|
|
1. Hij liep maandenlang op de keien En de toekomst bood hem geen bestaan Zijn oudjes die hadden het amper Dus zo'n leegloper was niks gedaan Hij meldde zich als koloniaal aan 't Was uit wanhoop, en zette zijn poot Zij wuifden hem na van de kade En hij neuriede droef op de boot Refrein: Ver van alles waarvan ik heb gehouden Zwerf ik thans in alle eenzaamheid Die ik heb liefgehad Zal ik niet meer aanschouwen Vergeet mij niet maar denk van tijd tot tijd Een ogenblik aan mij, die in den vreemde lijdt
2. Zo deed hij z'n plicht vele jaren, Met z'n makkers in 't Indisch armee, En was tussen duizend gevaren Invalide geraakt in Atjeh.
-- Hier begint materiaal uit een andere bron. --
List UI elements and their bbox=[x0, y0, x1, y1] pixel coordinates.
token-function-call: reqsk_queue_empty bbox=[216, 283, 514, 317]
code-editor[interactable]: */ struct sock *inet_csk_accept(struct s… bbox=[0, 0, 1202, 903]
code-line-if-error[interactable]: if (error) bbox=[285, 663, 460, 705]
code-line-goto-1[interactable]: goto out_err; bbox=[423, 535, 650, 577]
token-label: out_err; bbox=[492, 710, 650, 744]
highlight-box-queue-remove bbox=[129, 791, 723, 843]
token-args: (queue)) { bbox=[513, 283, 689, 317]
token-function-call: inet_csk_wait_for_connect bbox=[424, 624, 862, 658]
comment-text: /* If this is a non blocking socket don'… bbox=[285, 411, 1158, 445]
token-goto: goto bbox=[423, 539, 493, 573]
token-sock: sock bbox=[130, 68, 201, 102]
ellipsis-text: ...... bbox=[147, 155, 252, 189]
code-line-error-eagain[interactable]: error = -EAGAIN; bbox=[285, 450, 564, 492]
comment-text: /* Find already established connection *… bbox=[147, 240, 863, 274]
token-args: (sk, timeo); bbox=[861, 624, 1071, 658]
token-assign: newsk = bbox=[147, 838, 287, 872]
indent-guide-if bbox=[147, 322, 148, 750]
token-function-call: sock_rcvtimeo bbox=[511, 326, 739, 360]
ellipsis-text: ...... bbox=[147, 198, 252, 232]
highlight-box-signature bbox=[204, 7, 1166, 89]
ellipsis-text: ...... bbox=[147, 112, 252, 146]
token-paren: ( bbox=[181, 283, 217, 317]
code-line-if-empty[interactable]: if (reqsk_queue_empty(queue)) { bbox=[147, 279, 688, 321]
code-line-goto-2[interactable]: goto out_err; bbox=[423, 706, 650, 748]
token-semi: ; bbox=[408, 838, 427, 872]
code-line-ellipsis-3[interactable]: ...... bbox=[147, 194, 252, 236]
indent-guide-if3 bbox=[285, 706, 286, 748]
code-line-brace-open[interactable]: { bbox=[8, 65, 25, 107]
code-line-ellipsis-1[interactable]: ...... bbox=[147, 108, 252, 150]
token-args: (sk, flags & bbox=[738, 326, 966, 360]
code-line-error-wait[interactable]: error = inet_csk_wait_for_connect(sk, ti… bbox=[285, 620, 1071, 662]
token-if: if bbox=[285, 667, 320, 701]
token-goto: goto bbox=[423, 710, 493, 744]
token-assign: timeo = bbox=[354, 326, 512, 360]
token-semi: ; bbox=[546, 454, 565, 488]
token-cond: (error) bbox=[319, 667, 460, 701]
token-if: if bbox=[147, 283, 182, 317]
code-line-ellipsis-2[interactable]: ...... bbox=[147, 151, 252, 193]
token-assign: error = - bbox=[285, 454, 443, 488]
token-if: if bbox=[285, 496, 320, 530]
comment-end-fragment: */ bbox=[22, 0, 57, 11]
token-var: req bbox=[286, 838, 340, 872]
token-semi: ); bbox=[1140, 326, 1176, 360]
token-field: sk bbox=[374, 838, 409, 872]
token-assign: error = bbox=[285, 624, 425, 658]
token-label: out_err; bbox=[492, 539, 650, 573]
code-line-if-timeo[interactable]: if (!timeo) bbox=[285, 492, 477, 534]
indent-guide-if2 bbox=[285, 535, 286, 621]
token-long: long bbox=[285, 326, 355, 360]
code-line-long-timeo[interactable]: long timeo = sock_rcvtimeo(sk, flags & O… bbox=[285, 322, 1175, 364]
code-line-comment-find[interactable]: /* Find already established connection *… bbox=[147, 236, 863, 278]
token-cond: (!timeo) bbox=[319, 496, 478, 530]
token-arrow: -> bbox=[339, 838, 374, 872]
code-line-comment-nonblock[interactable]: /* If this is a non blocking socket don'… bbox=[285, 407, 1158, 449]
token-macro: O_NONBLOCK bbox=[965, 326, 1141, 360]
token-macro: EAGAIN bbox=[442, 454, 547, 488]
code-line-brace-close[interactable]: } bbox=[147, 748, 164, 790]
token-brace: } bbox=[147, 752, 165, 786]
Met Kerstmis, met 't oude en 't nieuwe Voelde hij zich zo droef en alleen En telkens op Moeder's verjaardag, Zong hij mijm'rend en stil voor zich heen:
3. Hij was driekwart oud en versleten, Toen men hem zijn pensioentje aanbood, Toen kwam hij terecht in de kampong, Want zijn oudjes die waren lang dood. Zijn 'meid' was getrouwd met een ander, Dus verbroken was elke band, Toch zingt hij nog bij de herinn'ring, Aan zijn ouwetjes, zijn meid en zijn land!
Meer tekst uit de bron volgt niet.